Они подняли мятеж. Горожане поддержали их. По истечении суток после того, как мятежники захватили дворец Царя-Солнце, на островах Яннии и Тиккайнае не осталось ни одного живого уаррца. В числе жертв был и первый наместник островов, Неи Данари, цесаревич.
Эрдрейари, охваченный страшным гневом, вернул острова Уарре. К Метеали полководец подошёл ночью, во главе Особых корпусов. Ещё затемно он взял столицу во второй раз; многие бунтовщики попали в руки уаррцев живыми.
«Утром солнце, поднявшись над городом, увидело десять тысяч повешенных».
Это была фраза из романа; я помнил её до сей поры… и песню тоже.
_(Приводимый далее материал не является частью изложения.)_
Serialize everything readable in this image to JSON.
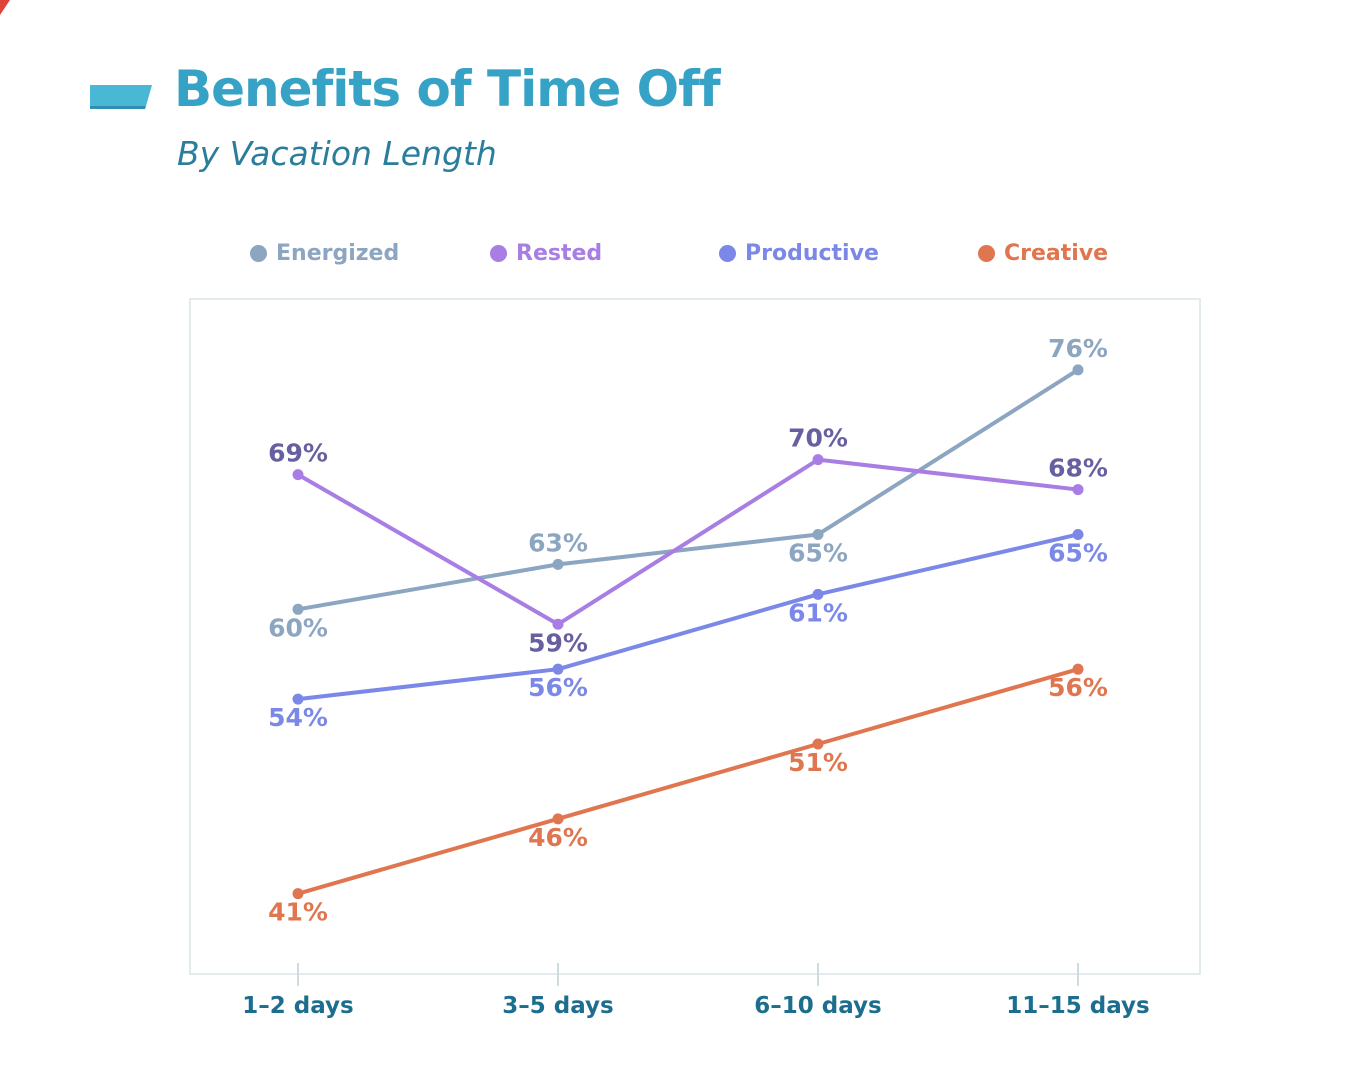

«Как красив, как хорош мой возделанный сад, Где роса на побегах свежа. Десять тысяч плодов здесь на ветках висят, Небывало богат урожай. Я встаю, надеваю расшитый халат. Отчего не пройтись мне в тени? Что ни ветка, ни плод — чей-то сын или брат, Только лица отводят они… А, как прежде, над миром ликует заря, Зелен луг, и река весела. Частоколом вздымается виселиц ряд — Вот куда я поутру пришла. Не дождаться отмщения горькой вдове, Здесь отец, рядом сын мой и муж… Так прошёлся по нам чужеземный певец — И хвалу мы пропели ему.…Бескрайний сад виселиц, плоды его лопаются от спелости, и под слепым небом бесконечно кричит, заходится криком женщина в пышных восточных одеждах; крик её беззвучен, только небо содрогается, роняя мелкие острые капли, и великий полководец идёт среди раскачивающихся трупов, молча, с окаменевшим лицом».
— Милая госпожа Суэри, по всей видимости, была шокирована этой грозной цифрой и не стала её уточнять, — сказал Онго. — Речь о десяти тысячах действительно шла, но это были не десять тысяч человек, а десять тысяч знатных фамилий. Семьи островитян многочисленны.